Tabular
Transformer. Used to transform CSV files to RDF data according to the Generating RDF from Tabular Data on the Web W3C Recommendation. The first set of parameters is there simply do deal with CSV files not compliant with RFC 4180, which specifies a comma as a delimiter, the double-quote as a quote character, and UTF-8 as the encoding.
- Delimiter
- Character separating columns in a row in non-standard CSV files. For tabulator (used as delimiter in TSV files), enter
\t
. - Quote
- Character used as quote in case the column value contains the column separator
- Encoding
- Encoding of the CSV file
The second group of parameters deals with the transformation itself.
- Table has header row
- Character separating columns in a row
- Trim whitespaces from cells
- Removes leading and trailing whitespaces from cells
- Table IRI prefix
- Switches between
file://
andfile:///
prefix for output table IRI - Default resource IRI template
- An RFC 6570 IRI template. E.g.,
http://ex.org/{COLUMN_WITH_ID}
.{$ROW_NUMBER$}
can be used here for row number. - Rows skipped (after header)

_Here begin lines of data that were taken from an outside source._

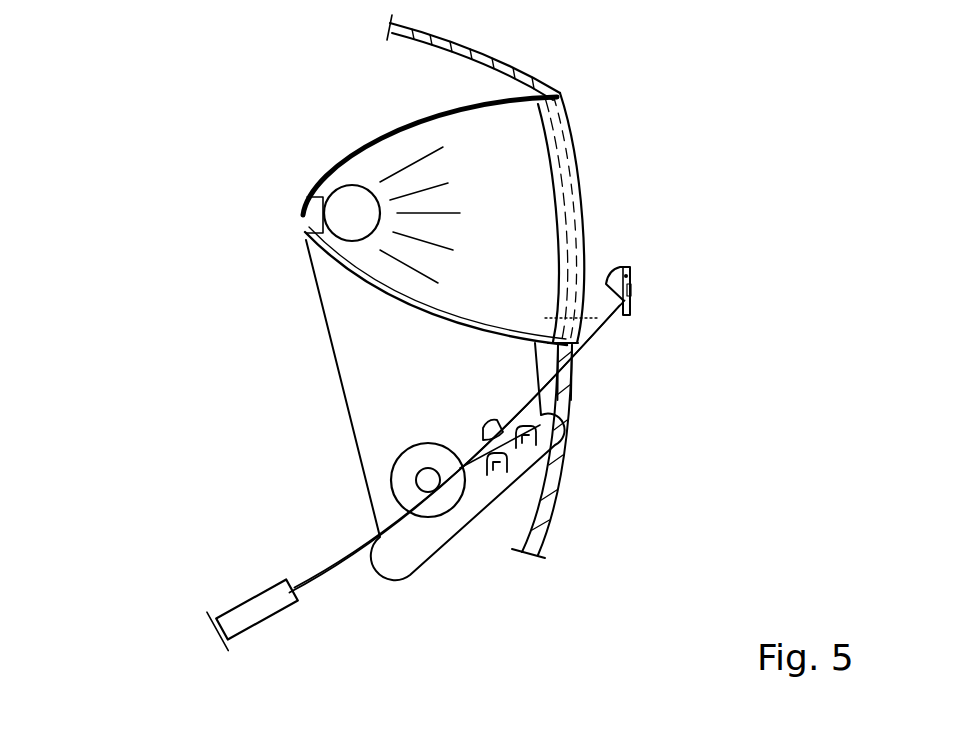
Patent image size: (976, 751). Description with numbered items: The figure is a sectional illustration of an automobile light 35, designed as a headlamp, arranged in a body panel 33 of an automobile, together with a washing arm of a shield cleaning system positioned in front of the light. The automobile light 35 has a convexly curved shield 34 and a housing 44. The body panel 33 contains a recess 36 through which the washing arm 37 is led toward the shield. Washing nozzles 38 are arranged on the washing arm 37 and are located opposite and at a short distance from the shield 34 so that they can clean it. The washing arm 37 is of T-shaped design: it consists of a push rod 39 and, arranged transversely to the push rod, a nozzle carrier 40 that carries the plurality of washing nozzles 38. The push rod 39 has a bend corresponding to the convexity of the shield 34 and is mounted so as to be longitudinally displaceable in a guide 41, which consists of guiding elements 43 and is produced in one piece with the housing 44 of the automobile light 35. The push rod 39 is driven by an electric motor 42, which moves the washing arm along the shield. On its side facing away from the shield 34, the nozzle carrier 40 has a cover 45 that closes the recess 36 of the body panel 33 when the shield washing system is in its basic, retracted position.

The body panel 33 is at (550, 487).
The shield 34 is at (565, 120).
The automobile light 35 is at (403, 120).
The recess 36 is at (573, 380).
The washing arm 37 is at (612, 335).
The washing nozzles 38 is at (597, 285).
The push rod 39 is at (337, 567).
The nozzle carrier 40 is at (632, 275).
The guide 41 is at (485, 422).
The electric motor 42 is at (405, 480).
The guiding elements 43 is at (503, 465).
The housing 44 is at (343, 268).
The cover 45 is at (633, 290).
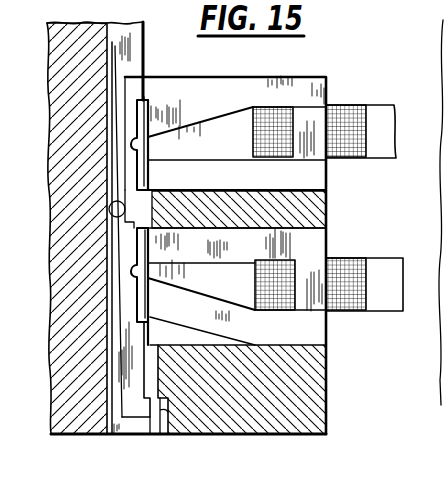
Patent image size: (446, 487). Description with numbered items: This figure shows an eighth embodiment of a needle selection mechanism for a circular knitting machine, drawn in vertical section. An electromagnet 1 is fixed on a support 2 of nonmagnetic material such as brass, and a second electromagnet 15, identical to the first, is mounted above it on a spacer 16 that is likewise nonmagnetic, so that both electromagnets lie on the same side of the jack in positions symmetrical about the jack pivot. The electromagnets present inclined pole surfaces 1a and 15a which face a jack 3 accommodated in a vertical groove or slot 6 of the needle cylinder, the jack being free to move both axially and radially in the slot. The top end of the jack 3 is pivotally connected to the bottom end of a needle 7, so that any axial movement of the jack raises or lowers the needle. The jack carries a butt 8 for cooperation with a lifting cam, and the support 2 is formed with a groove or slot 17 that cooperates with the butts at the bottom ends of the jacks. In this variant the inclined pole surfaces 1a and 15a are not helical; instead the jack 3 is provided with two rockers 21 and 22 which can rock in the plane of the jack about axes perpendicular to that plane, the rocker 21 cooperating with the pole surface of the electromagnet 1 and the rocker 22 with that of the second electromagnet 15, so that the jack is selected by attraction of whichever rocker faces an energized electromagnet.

The electromagnet 1 is at (326, 330).
The inclined pole surface 1a is at (150, 258).
The support 2 is at (323, 395).
The jack 3 is at (125, 353).
The groove or slot 6 is at (143, 29).
The needle 7 is at (113, 59).
The butt 8 is at (145, 418).
The second electromagnet 15 is at (315, 88).
The inclined pole surface 15a is at (150, 135).
The spacer 16 is at (322, 202).
The groove or slot 17 is at (164, 413).
The rocker 21 is at (143, 300).
The rocker 22 is at (147, 133).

- Number of rows to be skipped during transformation
- Rows limit
- Number of rows to be processed during transformation
- Rows skipped (before header)
- Number of lines to be skipped in the file before starting the transformation. Useful for blank, formatted or merged lines added typically for printing purposes in Excel files
- Table and row entities
- When checked, entities for rows and the table are generated. Otherwise, only raw row data is generated
- Generate full mapping
- When checked, uses the default mapping specified by the Recommendation. Otherwise, lets the user specify the mapping manually
- Use IRI base
- When checked, lets the user specify the IRI base for IRIs of rows and properties used to attach column value to the row entity. Otherwise, the IRIs are generated according to the Recommendation, which includes a file name with full path, which is random in LinkedPipes ETL and makes it hard to process the resulting data
- IRI base
- The IRI base for row and property IRIs
All values from the input CSV files are represented as strings, which may be later transformed to numbers e.g. using SPARQL Update. The advanced row mapping will be documented later. Basically, it allows the user to directly specify output literal data type, language tag or specify that the output value is an IRI. In addition, it allows to specify a custom predicate IRI based on column name.
Characteristics
- ID
- t-tabular
- Type
- transformer
- Inputs
- Files
- Outputs
- RDF single graph
- Look in pipeline
The Tabular component takes the input CSV files and transforms them to an RDF representation according to the Generating RDF from Tabular Data on the Web W3C Recommendation. Not all aspects are covered by the recommendation, there we add our own functionality. This is one of the most complex components we have in LP-ETL. One of the reasons is that tabular data is the most common on the web and therefore we had to cover the most situations. For larger data, which can be processed e.g. row by row in the pipeline, consider using the Tabular chunked version of the component.
We recommend not to use the custom mapping section of the component. Instead, we recommend using the default transformation and adjusting the resulting RDF representation using SPARQL Construct and SPARQL Update.